VEXAS — an acronym for five clinical features of the disease — has no standardized treatment or cure, but Beck said the symptoms can be treated with medications such as the steroid prednisone or other immunosuppressants.
“But the toxicity of prednisone over the years is a challenge. There are other anti-inflammatory drugs that we use, but they are only partially effective at this point,” he said. “A treatment for individuals that we have seen to be very effective is bone marrow transplantation. That carries its own risks, but that only underscores the serious nature of the disease.”
While the new study provides estimates of the prevalence and symptoms of VEXAS syndrome, the data isn’t representative of the entire United States, and Beck said more research needs to be done on a larger, more diverse group of people.
Some men may be hesitant to seek medical care for VEXAS symptoms, but Adams said it could save their lives.
“Eventually it’s going to get so bad that you end up as my first hospitalization, where you’re on the verge of death,” Adams said. “You don’t want to be in that situation.”
Adams has taken prednisone to relieve his symptoms, and it has helped.
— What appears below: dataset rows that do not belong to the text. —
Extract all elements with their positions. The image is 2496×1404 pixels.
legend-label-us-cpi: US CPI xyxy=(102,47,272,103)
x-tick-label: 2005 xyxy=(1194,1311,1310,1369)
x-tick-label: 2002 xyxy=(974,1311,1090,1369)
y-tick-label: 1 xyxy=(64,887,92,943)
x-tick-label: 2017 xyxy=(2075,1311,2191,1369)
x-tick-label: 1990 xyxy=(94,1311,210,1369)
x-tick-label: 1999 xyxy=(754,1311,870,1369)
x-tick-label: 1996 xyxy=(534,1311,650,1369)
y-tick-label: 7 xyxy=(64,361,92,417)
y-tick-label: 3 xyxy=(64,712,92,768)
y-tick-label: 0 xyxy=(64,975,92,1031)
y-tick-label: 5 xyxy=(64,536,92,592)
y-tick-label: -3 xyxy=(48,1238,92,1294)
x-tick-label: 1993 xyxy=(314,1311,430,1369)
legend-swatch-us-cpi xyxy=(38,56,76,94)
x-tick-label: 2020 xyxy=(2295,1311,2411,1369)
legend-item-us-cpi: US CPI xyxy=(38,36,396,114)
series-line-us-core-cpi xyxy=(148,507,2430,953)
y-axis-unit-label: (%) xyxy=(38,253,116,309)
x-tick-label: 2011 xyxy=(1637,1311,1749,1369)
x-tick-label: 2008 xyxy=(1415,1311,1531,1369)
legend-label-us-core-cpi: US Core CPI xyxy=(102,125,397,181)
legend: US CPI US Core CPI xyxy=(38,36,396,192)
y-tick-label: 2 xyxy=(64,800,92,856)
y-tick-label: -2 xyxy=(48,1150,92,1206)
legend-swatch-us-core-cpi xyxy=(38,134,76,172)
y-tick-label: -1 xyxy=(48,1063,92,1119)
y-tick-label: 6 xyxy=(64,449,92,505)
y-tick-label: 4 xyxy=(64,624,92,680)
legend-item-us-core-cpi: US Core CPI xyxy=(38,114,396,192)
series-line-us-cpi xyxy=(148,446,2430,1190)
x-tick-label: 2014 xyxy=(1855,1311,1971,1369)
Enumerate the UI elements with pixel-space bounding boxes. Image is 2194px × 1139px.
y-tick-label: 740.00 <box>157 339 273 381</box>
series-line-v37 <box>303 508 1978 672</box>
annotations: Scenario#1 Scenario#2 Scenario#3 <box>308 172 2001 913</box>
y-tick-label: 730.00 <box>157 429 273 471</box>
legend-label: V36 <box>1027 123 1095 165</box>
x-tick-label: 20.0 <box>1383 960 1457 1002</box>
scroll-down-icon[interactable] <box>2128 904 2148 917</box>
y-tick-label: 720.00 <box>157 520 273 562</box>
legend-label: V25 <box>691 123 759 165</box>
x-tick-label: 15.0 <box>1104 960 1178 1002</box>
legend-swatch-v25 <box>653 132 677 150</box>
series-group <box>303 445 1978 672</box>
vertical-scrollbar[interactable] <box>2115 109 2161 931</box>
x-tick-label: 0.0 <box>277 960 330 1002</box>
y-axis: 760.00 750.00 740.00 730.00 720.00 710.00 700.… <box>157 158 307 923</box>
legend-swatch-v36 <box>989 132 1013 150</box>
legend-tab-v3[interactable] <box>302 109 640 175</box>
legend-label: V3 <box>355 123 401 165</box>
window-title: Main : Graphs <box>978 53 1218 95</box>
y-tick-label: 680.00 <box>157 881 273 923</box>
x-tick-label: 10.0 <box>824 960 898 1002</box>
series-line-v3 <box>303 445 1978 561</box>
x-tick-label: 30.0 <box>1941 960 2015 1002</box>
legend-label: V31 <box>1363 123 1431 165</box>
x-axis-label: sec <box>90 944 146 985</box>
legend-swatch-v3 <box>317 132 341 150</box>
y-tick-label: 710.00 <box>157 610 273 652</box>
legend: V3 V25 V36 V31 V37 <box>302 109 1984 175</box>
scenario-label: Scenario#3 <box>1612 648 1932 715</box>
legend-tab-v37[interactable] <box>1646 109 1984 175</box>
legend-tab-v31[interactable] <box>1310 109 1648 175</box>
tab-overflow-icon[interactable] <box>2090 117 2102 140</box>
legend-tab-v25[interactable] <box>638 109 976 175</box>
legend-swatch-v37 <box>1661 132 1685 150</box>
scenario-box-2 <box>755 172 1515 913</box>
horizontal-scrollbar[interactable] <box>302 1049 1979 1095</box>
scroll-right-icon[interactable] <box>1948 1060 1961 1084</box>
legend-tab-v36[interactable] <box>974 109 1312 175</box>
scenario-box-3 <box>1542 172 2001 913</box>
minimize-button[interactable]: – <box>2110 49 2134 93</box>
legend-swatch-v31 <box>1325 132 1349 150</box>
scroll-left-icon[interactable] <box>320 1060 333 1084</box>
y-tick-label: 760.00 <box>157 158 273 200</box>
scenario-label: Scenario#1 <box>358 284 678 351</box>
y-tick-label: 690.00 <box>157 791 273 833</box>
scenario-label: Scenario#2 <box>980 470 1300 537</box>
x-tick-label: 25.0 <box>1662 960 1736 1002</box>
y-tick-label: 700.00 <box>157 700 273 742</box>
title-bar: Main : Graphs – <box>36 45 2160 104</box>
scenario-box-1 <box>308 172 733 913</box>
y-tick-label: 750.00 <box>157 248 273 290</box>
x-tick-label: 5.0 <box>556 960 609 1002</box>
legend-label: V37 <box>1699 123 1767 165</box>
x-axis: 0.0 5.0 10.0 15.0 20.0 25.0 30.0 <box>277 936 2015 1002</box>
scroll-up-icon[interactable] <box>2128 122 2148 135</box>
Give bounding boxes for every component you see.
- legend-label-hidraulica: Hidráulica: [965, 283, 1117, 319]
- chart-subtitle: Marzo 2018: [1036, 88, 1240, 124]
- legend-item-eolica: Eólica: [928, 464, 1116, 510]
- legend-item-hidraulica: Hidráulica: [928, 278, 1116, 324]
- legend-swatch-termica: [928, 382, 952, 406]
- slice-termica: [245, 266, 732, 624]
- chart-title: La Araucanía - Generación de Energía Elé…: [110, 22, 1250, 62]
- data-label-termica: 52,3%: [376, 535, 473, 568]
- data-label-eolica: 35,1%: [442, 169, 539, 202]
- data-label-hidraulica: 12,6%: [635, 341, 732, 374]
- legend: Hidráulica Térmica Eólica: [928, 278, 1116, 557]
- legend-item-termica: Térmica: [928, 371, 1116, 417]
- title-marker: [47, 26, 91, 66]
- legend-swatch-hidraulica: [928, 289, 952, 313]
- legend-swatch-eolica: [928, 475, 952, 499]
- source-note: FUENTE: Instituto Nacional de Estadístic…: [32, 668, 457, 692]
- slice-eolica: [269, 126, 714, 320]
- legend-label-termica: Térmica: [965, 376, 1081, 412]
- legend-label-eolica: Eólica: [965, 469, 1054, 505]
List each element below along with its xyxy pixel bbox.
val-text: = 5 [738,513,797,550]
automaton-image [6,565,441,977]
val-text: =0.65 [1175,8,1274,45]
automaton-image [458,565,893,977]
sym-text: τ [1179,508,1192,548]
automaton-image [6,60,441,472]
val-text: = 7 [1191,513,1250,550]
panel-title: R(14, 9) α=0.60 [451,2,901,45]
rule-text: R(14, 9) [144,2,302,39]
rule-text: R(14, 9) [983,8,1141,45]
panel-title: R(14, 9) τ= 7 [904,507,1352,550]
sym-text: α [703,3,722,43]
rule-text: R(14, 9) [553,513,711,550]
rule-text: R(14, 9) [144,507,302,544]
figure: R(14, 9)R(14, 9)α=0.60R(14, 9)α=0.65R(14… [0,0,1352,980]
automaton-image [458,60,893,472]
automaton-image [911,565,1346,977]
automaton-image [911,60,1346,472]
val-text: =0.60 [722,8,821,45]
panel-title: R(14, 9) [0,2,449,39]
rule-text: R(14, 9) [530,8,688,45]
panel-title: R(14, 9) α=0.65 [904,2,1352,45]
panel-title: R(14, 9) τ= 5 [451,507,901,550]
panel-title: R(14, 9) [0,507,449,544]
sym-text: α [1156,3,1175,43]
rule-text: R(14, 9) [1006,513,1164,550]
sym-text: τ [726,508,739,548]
But because steroid use can have side effects, such as cataracts and weight gain, he’s been working with his doctors to find other therapies so he can reduce his intake of the medication.
Beck and colleagues are studying targeted therapies for VEXAS syndrome and are conducting stem cell bone marrow transplant trials at the NIH.
“There are many different facets of the disease,” said Dr. Bhavisha Patel, a hematologist and researcher in the National Heart, Lung and Blood Institute’s Hematopoiesis and Bone Marrow Failure Laboratory, said in a press release from the NIH last month..
“I believe that’s the challenge when we think about treatment, because it’s so heterogeneous,” says Patel, who was not involved in the new study.
“Both at NIH and globally, the groups committed to VEXAS are looking for medical therapies they can offer to other patients who are not eligible for bone marrow transplantation,” she said. “We continue to collaborate on many projects to further categorize this disease and ultimately come up with the best treatment options.”